Born in London to a Nigerian father and a British mother, she grew up predominantly in London but would travel back to Nigeria often. She spent her formative years navigating through her bi-racial identity. “When you’re younger you are told by media and society that you’re either white or you’re black, even though you are mixed race. It’s like you can’t identify with that because it’s offensive to someone somewhere. I struggled a lot with that when I was growing up,” she says. “Naturally I’ve bonded a lot more with Nigerian people. I just find myself with them, my friendship group all being Nigerian and it’s not even a conscious thing."

What was there a reason for this?

“I guess a lot of people identify me as black.”

She refuses, however, to be pinned down in a box: “I’d say I identify as mixed race. In terms of what I’ve been influenced by its very much equal between the two.”Visiting Nigeria, she would often spend most of her time in her father’s village in Anambra with her grandmother. “The village is a whole other thing.It’s super amazing. I’m really happy I was able to experience that raw life,”she says. It is clear how much this has inspired her work. She showcases a preference for natural settings with  flowers being a recurring motif in her images.Crucially, it imbibed in her a strong work ethic. “You see what they make with what they had, provided by nature, and how strong that has made their lives to be. It’s really inspiring,” she says.” “It gave me the mentality that I don’t need special resources or specific people; I can find things that are accessible to me. It adds to you as a person, enables you to appreciate things in a different way. See things in a different way.” 

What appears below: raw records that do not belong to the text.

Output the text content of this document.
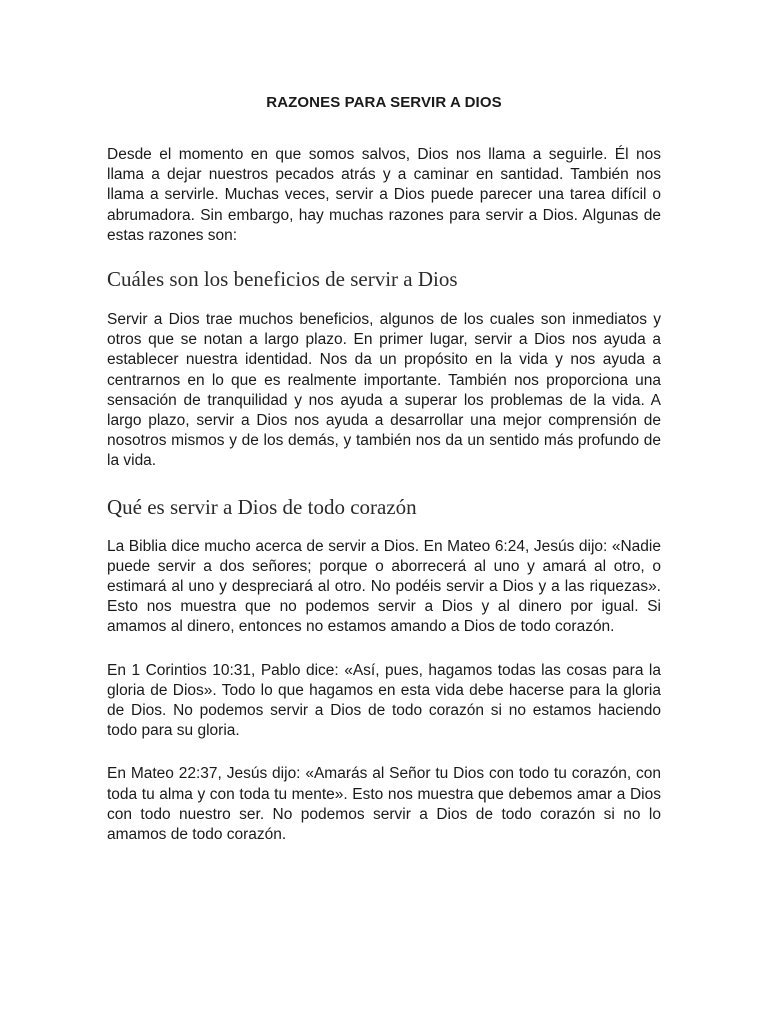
RAZONES PARA SERVIR A DIOS

Desde el momento en que somos salvos, Dios nos llama a seguirle. Él nos llama a dejar nuestros pecados atrás y a caminar en santidad. También nos llama a servirle. Muchas veces, servir a Dios puede parecer una tarea difícil o abrumadora. Sin embargo, hay muchas razones para servir a Dios. Algunas de estas razones son:

Cuáles son los beneficios de servir a Dios

Servir a Dios trae muchos beneficios, algunos de los cuales son inmediatos y otros que se notan a largo plazo. En primer lugar, servir a Dios nos ayuda a establecer nuestra identidad. Nos da un propósito en la vida y nos ayuda a centrarnos en lo que es realmente importante. También nos proporciona una sensación de tranquilidad y nos ayuda a superar los problemas de la vida. A largo plazo, servir a Dios nos ayuda a desarrollar una mejor comprensión de nosotros mismos y de los demás, y también nos da un sentido más profundo de la vida.

Qué es servir a Dios de todo corazón

La Biblia dice mucho acerca de servir a Dios. En Mateo 6:24, Jesús dijo: «Nadie puede servir a dos señores; porque o aborrecerá al uno y amará al otro, o estimará al uno y despreciará al otro. No podéis servir a Dios y a las riquezas». Esto nos muestra que no podemos servir a Dios y al dinero por igual. Si amamos al dinero, entonces no estamos amando a Dios de todo corazón.

En 1 Corintios 10:31, Pablo dice: «Así, pues, hagamos todas las cosas para la gloria de Dios». Todo lo que hagamos en esta vida debe hacerse para la gloria de Dios. No podemos servir a Dios de todo corazón si no estamos haciendo todo para su gloria.

En Mateo 22:37, Jesús dijo: «Amarás al Señor tu Dios con todo tu corazón, con toda tu alma y con toda tu mente». Esto nos muestra que debemos amar a Dios con todo nuestro ser. No podemos servir a Dios de todo corazón si no lo amamos de todo corazón.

Is it hard being a young creative in London?

“When you’re trying to get through, people will recognise you and if they can see you’re being genuine and want this, they will support you eventually. It’ll all work out in the end. You just have to want it enough. The past 3 months has seen jobs and opportunities rushing my way but for the longest time I didn’t have any of that and I was creating as much work and putting as much effort.”

Her recent projects have seen venture into filmmaking, with her latest, A New Room, seeing her explore what it’s like to feel a new emotion: “It shows someone travelling through a new emotion.Showcasing how the mind and body react to that initial feeling of newness. Taking you through the beginning of when it’s new to the end when it’s not.”

Things are looking up for Nwaka, but she is taking nothing for granted. “I’m not anywhere near what I would ideally like to be at.It’s still going to be a long journey,” she says.” “I think you just need to be positive about it. If it’s bad, be excited by how bad it is. If it’s good, be inspired by that. Push yourself to make it even better.”

As I make my way out, Nwaka brings out her laptop and begins to work. Pushing herself to make things even better.